The objective function in a Solver problem is some calculated value that depends on the decision variable cells; the job of the Solver is to find some combination of values for the decision variables which maximizes or minimizes the objective function. During the optimization process, only the decision variable cells are changed; all other "input" cells are held constant. If you analyze the chain of formulas which calculates the objective function value, you will find that parts of those formulas (those which refer to non-decision variable cells) are unchanging in value and could be replaced by a numeric constant for the purposes of the optimization.

If you follow the suggestion above and use only constant values on the right hand sides of constraints, then the same observation applies to the left hand sides of the constraints: Parts of the constraint formulas (those which refer to non-decision variable cells) are unchanging in value, and only the parts dependent on the decision variables "count" during the optimization.

The mathematical form of the relationship between the objective function and constraint cells and the decision variables has important implications for the difficulty of the problem, the Solver "engine" that can be used, and the speed of solution. The simplest and most common case is where the objective function is a linear function of the variables. This means that the objective can be written as a sum of terms, where each term consists of one decision variable multiplied by a (positive or negative) constant. Algebraically, we can write:

max (or min) a1x1 + a2x2 + ... + anxn

where the ais, which are called the coefficients, stand for constant values and the xis stand for the decision variables. Remember that the ais need only be constant in the optimization problem, i.e. not dependent on any of the decision variables. As an example, suppose that the objective function is +B1/B2*C1+(D1*2+E1)*C2, where only C1 and C2 are decision variables, and the other cells contain constants (or formulas that don't depend on any of the decision variables). This would still be a linear function, where a1 = B1/B2 and a2 = (D1*2+E1) are the coefficients, and x1 = C1 and x2 = C2 are the variables.

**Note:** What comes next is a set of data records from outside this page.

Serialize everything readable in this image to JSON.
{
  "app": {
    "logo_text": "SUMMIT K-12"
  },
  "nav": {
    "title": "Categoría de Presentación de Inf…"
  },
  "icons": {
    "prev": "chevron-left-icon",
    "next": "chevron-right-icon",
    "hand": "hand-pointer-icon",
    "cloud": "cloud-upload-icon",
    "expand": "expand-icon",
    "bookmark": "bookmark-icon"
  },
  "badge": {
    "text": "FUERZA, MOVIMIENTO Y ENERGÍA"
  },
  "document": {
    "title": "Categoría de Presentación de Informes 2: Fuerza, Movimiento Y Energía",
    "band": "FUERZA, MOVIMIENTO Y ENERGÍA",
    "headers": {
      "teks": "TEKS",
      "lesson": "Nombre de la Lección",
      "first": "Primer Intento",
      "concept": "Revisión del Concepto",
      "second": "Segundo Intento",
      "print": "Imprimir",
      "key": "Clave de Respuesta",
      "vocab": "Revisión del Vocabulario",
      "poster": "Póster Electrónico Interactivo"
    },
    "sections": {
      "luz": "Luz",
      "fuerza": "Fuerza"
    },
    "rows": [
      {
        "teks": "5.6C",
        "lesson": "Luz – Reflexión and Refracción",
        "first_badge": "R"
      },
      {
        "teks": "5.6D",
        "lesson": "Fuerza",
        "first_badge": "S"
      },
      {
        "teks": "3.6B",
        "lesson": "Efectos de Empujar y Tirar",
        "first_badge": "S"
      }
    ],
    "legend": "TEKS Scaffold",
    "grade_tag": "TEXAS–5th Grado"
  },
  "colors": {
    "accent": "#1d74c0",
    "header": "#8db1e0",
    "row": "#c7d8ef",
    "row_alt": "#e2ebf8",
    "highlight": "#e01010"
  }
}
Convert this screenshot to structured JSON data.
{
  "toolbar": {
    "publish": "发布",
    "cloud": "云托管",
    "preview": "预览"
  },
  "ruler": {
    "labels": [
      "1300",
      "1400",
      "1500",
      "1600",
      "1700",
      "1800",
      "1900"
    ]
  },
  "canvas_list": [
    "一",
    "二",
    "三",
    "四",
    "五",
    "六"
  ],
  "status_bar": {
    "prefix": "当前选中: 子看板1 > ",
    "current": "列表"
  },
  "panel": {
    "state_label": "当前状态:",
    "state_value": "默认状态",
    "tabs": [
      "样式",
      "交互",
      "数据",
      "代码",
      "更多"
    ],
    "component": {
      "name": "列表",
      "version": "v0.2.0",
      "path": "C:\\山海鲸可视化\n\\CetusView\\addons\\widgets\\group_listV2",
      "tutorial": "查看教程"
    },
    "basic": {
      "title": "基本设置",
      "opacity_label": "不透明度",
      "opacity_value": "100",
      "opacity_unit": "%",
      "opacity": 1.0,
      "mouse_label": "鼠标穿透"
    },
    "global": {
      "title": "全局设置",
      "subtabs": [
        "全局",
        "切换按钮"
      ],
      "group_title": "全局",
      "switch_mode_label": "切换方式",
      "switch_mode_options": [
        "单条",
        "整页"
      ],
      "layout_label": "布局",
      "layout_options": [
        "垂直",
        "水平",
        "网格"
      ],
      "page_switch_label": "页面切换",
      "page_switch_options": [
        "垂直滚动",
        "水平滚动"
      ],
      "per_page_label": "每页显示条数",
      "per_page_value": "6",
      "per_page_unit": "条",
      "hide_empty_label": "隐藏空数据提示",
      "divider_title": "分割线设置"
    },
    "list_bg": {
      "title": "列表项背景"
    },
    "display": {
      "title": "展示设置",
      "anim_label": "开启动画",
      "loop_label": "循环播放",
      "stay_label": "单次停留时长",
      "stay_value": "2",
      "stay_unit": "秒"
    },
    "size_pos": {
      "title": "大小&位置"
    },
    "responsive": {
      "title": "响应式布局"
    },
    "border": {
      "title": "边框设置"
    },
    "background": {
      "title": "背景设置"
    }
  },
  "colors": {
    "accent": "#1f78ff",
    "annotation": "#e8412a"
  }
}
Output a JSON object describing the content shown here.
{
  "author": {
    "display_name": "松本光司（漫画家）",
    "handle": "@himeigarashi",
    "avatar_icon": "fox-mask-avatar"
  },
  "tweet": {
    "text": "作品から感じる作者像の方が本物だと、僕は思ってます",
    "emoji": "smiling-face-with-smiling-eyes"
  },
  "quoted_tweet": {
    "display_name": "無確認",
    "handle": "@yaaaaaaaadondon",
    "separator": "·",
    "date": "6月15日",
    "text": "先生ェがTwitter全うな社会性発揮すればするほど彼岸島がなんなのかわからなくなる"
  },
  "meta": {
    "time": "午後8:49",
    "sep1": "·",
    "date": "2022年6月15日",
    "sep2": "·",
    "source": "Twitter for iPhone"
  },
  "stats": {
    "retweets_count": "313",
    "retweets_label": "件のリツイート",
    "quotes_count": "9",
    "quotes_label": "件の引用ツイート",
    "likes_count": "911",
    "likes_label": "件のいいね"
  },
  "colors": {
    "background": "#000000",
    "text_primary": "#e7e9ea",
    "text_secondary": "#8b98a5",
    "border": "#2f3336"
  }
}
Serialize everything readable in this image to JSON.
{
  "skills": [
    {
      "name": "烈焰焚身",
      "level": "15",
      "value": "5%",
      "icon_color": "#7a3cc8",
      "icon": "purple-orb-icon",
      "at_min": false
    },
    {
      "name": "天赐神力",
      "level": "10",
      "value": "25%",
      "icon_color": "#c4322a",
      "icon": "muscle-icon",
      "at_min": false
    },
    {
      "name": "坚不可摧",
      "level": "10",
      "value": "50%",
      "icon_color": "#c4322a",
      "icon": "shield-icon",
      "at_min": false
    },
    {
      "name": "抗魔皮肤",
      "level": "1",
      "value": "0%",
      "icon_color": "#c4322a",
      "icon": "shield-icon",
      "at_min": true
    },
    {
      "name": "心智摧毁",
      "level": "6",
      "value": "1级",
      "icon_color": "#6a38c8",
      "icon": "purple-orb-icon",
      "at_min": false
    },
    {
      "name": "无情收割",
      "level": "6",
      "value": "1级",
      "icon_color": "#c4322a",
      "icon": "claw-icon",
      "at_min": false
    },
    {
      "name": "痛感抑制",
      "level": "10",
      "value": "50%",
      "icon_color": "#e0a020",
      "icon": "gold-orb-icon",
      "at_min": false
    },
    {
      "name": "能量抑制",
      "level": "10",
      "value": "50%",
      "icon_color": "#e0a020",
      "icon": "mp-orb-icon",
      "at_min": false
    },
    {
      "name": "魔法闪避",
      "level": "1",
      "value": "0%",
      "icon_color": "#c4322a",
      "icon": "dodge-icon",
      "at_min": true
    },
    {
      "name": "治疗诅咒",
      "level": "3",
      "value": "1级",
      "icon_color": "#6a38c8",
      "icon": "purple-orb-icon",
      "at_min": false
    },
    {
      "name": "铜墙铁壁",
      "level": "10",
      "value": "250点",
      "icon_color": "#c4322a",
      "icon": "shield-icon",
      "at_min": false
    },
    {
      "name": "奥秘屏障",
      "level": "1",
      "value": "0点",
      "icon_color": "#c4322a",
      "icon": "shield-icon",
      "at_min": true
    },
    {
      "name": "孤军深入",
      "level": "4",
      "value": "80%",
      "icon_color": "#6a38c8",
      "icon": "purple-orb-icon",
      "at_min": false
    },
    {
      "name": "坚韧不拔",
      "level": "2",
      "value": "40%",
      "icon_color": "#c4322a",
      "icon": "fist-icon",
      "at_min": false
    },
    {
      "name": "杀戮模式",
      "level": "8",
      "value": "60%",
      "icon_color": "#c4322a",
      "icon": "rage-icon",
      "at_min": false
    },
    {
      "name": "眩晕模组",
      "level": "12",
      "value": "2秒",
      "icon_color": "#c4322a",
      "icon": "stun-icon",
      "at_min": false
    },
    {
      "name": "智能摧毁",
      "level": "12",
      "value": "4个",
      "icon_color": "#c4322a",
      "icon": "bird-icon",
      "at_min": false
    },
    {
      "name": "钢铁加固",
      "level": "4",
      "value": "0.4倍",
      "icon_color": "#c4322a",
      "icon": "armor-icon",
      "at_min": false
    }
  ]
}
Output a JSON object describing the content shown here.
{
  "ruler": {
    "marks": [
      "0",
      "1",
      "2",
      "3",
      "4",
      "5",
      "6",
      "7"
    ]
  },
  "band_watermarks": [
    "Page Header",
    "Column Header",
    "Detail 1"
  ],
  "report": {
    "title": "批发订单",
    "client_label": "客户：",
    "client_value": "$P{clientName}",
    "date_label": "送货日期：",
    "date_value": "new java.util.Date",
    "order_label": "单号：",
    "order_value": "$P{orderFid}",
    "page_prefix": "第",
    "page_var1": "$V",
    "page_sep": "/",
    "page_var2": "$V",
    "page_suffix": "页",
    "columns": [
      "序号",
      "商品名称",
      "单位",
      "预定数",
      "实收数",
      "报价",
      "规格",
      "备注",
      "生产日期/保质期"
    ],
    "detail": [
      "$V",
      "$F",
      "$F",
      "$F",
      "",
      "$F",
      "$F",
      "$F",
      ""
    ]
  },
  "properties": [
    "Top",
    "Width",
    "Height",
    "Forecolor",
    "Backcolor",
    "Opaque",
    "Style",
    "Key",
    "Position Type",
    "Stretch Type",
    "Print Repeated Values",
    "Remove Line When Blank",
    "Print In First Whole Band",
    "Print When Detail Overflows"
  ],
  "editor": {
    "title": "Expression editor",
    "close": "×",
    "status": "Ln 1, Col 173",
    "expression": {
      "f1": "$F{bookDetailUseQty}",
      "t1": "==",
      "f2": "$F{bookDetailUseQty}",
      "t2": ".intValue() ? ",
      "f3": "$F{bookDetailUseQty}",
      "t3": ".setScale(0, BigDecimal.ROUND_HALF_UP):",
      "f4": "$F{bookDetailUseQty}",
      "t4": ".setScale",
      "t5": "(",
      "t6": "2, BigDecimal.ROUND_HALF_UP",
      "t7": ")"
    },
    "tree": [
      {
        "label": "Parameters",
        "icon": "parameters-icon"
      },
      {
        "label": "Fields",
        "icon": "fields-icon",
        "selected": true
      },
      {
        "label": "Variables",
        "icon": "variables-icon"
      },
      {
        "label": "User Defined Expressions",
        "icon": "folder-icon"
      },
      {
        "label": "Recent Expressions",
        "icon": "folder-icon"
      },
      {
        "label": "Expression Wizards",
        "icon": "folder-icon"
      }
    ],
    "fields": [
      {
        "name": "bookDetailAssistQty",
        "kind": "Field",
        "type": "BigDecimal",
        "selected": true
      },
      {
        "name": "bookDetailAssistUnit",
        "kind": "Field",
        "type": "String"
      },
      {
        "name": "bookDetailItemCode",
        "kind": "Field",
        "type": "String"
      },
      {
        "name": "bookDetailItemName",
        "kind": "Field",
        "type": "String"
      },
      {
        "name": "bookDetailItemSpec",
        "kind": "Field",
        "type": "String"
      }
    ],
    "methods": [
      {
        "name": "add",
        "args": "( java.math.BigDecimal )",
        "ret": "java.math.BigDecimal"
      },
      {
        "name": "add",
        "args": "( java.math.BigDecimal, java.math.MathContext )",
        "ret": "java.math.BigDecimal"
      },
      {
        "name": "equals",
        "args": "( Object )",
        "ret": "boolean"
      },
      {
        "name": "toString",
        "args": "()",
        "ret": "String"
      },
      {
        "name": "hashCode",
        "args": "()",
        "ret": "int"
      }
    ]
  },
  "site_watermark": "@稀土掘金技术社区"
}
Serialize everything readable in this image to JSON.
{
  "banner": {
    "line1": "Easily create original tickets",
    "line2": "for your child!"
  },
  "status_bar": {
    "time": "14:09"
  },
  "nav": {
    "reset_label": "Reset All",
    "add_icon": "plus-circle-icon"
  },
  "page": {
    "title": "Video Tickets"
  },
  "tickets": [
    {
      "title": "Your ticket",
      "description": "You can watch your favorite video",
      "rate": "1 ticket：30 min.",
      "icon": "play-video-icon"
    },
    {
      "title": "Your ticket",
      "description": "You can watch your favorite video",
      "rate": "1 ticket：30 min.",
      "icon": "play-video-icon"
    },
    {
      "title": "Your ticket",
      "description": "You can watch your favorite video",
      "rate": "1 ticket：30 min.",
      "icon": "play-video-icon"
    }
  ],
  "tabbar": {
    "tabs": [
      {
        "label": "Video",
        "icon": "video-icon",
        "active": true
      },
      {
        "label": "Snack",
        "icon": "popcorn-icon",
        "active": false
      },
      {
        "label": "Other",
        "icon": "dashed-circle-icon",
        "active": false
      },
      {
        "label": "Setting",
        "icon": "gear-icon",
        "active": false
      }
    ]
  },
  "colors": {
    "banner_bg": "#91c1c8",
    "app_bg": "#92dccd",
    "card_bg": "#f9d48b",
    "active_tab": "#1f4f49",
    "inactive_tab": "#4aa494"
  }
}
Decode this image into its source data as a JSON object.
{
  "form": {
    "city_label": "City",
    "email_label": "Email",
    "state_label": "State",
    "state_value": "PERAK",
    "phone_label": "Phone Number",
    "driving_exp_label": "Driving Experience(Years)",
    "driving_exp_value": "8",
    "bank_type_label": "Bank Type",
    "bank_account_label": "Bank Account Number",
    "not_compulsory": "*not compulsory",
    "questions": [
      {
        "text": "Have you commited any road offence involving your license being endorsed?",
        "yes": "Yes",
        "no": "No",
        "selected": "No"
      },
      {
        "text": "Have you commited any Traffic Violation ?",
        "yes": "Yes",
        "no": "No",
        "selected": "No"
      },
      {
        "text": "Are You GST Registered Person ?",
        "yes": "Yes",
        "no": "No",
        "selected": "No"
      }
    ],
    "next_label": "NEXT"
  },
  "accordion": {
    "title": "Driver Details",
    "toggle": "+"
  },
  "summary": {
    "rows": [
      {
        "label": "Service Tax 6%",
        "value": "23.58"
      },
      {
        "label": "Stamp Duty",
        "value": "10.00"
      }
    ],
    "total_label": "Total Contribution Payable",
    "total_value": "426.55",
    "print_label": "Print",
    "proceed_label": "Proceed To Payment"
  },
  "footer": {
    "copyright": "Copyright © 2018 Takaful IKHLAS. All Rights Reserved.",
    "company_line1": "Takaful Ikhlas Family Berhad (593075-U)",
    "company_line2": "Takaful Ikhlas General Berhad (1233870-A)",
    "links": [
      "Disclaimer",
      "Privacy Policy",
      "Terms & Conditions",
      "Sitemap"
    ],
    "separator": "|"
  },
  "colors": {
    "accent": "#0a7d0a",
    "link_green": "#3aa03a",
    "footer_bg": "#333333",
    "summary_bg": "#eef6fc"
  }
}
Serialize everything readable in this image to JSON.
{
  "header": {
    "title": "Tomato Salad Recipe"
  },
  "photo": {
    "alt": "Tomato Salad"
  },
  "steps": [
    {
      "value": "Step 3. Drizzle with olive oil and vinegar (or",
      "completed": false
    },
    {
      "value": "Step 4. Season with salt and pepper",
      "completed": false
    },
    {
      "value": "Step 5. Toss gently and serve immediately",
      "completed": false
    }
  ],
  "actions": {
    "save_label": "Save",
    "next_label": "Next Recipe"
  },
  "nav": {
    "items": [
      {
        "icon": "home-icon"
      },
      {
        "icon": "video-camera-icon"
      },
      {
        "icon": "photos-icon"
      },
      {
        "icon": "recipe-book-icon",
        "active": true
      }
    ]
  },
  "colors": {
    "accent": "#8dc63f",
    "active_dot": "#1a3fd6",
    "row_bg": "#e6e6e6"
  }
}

Note that the @SUMPRODUCT function computes exactly the algebraic expression shown above. If we were to place the formula +B1/B2 in cell A1, and the formula +(D1*2+E1) in cell A2, then we could write the example objective function as:

@SUMPRODUCT(A1..A2,C1..C2)

A nonlinear function, as its name implies, is any function of the decision variables which is not linear, i.e. which cannot be written in the algebraic form shown above. Examples would be +1/C1, @LOG(C1), +C1^2 or +C1*C2 where both C1 and C2 are decision variables. If the objective function or any of the constraints are nonlinear functions of the variables, then the problem cannot be solved with an LP Solver.